Deuxième exemple : des diplomates français m'ont raconté qu'au moment où les taliban avaient décidé de détruire les Bouddhas de Bamiyan, des représentants des gouvernements européens avaient rencontré Mutawakil à Kaboul, un matin à 11 heures, au ministère des Affaires étrangères. Il leur avait affirmé qu'il était scandaleux et irresponsable de prétendre que son gouvernement avait ordonné la destruction des statues, que jamais les taliban ne donneraient un tel ordre. Confiants, les diplomates étaient repartis. Et, à deux heures de l'après-midi, le même Mutawakil avait affirmé qu'on ne pouvait rien faire contre une fatwa du mollah Omar ! Cet homme est incapable de tenir ses positions plus d'une demi-journée.

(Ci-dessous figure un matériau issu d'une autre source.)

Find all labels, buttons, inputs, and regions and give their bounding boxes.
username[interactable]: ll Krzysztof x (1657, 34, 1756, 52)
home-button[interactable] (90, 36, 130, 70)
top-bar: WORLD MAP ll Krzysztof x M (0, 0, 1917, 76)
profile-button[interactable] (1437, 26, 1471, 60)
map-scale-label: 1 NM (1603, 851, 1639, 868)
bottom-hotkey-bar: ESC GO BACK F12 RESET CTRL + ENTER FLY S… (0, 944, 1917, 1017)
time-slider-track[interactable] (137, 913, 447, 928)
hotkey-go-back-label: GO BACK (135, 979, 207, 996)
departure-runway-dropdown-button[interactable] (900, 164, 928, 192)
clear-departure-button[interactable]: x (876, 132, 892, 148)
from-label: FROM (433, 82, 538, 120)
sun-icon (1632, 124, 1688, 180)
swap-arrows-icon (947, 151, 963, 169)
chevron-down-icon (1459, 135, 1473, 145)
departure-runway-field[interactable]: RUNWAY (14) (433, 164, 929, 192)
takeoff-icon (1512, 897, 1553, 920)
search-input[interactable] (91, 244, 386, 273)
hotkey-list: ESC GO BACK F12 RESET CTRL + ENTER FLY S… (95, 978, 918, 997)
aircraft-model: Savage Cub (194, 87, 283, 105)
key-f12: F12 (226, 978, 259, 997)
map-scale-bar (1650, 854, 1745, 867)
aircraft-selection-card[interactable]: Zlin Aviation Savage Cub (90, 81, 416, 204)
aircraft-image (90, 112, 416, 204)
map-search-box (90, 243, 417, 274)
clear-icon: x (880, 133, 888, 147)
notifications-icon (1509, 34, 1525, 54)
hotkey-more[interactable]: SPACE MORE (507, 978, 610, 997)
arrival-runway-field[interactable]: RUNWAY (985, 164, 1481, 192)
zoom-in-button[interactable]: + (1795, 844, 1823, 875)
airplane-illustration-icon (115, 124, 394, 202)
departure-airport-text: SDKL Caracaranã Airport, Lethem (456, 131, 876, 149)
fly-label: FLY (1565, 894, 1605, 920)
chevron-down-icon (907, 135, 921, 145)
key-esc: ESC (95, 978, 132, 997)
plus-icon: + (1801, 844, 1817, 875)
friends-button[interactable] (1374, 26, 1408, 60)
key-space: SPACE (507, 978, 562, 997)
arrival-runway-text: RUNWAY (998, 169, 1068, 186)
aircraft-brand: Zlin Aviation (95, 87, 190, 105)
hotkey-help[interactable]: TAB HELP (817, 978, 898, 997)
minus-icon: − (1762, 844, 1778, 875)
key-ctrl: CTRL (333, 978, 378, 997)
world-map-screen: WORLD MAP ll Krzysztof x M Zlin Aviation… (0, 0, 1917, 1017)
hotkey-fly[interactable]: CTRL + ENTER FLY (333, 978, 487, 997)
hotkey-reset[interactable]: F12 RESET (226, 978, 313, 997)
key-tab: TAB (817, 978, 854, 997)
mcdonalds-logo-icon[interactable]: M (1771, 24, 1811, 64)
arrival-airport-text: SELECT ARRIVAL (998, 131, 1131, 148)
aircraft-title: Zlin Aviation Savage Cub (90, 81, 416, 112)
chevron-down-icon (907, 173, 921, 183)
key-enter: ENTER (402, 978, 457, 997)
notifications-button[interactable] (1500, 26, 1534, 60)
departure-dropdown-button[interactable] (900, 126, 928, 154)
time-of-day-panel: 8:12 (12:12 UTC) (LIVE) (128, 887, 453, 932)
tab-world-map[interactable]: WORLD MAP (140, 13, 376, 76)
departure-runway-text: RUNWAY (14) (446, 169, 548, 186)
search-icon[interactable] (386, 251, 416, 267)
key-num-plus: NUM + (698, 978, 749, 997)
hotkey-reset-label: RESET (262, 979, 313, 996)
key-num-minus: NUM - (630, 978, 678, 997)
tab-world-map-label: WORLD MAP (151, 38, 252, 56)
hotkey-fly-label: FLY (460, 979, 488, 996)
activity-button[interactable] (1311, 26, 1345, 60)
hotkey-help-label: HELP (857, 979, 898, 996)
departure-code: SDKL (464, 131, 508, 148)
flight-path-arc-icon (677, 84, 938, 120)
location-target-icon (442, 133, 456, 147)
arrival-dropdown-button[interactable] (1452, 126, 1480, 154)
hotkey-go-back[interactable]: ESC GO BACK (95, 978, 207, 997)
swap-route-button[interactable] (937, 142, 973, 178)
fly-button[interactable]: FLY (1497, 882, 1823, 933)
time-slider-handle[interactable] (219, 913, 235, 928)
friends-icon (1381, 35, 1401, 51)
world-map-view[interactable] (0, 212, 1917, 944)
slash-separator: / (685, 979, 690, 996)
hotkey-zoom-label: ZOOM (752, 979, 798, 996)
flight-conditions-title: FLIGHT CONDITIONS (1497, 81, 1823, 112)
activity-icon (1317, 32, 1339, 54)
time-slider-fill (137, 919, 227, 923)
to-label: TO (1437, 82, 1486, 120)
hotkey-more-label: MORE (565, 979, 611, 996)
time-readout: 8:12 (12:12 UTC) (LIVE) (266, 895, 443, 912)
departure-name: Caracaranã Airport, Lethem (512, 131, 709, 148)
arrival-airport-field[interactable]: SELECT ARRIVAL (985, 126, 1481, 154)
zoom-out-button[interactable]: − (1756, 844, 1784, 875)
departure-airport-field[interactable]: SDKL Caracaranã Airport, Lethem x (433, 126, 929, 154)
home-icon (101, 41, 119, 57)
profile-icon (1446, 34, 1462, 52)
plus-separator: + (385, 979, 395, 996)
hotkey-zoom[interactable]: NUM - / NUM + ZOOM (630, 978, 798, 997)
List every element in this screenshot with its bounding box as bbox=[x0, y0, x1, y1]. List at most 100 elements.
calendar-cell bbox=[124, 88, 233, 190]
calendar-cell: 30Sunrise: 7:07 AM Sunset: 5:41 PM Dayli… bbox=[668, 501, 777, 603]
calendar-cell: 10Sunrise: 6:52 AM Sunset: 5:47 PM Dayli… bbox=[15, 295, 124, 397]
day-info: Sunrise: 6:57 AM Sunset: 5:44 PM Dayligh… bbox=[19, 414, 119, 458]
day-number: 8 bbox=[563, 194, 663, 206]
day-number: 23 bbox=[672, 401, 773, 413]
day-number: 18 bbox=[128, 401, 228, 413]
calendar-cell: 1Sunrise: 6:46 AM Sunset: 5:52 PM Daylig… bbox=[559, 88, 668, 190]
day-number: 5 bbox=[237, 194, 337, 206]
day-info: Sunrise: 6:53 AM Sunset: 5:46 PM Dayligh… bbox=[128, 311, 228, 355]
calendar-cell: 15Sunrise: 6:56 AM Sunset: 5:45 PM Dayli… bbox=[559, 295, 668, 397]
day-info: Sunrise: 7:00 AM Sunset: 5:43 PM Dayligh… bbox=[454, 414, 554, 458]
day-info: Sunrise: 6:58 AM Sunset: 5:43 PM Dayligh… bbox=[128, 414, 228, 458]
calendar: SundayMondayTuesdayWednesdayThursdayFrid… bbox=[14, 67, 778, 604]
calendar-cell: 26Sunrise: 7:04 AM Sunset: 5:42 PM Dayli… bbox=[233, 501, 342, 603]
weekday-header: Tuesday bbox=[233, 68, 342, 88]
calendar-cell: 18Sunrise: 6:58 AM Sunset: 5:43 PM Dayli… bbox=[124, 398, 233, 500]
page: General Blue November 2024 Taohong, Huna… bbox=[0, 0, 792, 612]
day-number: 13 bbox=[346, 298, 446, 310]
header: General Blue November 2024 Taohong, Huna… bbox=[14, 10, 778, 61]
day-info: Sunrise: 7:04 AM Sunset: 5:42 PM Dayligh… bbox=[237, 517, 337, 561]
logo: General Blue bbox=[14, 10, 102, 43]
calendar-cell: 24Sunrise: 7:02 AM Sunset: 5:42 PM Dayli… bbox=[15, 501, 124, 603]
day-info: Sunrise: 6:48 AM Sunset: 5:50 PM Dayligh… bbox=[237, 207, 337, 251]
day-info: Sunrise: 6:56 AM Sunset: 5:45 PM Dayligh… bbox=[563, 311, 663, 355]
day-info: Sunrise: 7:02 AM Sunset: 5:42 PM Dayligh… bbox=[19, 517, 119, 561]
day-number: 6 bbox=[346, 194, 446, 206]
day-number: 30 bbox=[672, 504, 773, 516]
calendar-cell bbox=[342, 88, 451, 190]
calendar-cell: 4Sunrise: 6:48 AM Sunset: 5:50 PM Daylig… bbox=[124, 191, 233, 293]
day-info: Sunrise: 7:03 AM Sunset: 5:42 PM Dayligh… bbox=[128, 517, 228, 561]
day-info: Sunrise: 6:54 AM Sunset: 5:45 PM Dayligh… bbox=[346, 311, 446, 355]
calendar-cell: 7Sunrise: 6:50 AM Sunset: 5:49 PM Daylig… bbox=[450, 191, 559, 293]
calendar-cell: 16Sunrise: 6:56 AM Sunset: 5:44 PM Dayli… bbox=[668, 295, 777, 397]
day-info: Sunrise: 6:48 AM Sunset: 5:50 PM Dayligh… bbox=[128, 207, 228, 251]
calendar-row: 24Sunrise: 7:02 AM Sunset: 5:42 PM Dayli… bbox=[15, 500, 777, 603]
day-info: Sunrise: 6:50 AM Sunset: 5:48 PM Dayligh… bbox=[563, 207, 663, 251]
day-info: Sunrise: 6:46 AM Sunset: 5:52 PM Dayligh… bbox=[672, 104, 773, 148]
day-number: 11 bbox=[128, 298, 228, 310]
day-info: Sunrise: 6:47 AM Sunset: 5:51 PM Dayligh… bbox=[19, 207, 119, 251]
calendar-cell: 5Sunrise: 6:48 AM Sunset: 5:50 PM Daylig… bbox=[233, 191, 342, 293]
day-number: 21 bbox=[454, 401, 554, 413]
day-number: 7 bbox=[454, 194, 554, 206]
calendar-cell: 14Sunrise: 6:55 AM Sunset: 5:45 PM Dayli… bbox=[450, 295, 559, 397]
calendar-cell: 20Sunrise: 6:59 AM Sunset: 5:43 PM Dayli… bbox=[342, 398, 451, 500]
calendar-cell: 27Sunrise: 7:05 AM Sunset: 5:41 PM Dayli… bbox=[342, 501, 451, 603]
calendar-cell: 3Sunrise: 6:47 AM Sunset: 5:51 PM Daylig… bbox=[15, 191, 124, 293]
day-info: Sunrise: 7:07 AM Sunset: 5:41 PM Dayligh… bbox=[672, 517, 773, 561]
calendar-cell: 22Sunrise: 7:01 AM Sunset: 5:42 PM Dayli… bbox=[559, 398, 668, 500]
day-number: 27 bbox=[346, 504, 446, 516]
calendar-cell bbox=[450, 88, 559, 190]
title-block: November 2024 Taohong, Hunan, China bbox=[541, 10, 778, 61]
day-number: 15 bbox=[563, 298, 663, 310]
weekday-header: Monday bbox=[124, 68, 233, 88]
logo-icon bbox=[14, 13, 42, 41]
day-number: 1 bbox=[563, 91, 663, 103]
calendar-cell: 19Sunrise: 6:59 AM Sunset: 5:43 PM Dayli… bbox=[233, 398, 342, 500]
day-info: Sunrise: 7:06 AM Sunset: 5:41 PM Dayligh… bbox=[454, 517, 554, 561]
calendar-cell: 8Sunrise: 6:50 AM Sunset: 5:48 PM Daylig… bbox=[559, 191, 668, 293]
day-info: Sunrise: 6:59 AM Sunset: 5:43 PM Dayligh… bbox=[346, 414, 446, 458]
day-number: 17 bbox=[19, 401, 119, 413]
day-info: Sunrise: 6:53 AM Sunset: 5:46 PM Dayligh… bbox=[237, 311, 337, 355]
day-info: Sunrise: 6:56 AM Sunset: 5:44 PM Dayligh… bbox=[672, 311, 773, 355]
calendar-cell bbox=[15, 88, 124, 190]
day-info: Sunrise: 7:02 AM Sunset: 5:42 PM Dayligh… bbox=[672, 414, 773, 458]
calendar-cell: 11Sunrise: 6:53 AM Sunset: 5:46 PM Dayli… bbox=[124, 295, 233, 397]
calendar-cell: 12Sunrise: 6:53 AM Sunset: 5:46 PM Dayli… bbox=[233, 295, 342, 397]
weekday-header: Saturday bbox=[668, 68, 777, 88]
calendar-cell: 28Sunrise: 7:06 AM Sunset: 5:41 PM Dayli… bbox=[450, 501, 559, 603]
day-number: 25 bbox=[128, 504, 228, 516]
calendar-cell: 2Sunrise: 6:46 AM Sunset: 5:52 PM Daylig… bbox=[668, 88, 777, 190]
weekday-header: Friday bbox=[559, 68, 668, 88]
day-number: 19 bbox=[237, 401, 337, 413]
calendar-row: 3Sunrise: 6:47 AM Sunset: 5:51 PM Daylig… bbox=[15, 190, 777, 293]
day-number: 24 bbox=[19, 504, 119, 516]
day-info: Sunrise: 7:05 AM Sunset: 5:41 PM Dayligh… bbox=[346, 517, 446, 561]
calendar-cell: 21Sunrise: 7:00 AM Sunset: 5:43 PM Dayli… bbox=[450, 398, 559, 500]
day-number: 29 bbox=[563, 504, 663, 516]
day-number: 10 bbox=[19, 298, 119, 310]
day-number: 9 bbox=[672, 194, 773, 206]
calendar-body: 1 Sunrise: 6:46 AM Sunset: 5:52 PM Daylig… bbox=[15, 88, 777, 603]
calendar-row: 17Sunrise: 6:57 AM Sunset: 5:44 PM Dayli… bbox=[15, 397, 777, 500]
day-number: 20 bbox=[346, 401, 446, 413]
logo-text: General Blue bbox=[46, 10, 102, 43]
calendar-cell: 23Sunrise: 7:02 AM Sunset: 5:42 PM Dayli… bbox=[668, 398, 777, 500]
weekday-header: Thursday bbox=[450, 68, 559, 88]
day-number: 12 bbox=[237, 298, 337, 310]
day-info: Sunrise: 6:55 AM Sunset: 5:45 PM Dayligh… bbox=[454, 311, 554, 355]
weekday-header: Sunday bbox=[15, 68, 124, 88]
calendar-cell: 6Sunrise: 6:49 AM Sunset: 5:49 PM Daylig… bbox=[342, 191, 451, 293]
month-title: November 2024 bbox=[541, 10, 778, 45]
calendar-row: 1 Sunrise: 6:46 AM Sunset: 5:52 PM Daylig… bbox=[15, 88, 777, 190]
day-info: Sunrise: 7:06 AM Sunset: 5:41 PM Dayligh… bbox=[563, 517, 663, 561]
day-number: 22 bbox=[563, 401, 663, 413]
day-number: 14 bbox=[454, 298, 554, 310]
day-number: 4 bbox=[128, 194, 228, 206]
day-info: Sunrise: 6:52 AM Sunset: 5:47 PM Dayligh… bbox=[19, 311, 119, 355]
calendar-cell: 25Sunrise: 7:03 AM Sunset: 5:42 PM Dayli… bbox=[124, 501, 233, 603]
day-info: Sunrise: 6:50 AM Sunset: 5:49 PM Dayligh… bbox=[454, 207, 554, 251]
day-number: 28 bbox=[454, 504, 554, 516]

Je pense que cette histoire de "taliban modérés" qui pourraient participer à un gouvernement futur est une manipulation du Pakistan, soucieux de sauver ce qui peut l'être du régime qu'il a mis en place, de manière à garder une main en Afghanistan.

tf1.fr — De quelles informations disposez-vous sur les défections de combattants taliban ?

M.M. — Nous distinguons trois types de combattants taliban. Ceux que l'on pourrait appeler les "purs", les miliciens originaires du sud, très aguerris, qui ne se rendront pas facilement. Ensuite, il y a les mercenaires étrangers, qui sont les plus excités, notamment depuis l'intervention armée des Etats-Unis. Il existe enfin un autre type de combattant qui conserve depuis longtemps un contact avec nous. Mais il ne faut pas croire que les redditions sont menées de manière classique. Il s'agit la plupart du temps d'un long travail, calculé et méthodique.

tf1.fr — Comment se déroulent les défections, concrètement ?

M.M. — Nos commandants préfèrent garder, de l'autre côté de la ligne de front, des commandants "ennemis" avec lesquels ils entretiennent un certain niveau de contact. Si un accord de défection intervient, nous ne demandons pas aux dissidents de quitter leurs postes, de manière à ne pas nous retrouver face à des combattants inconnus et acharnés. De plus, nous préférons que les éventuelles défections donnent un résultat concret.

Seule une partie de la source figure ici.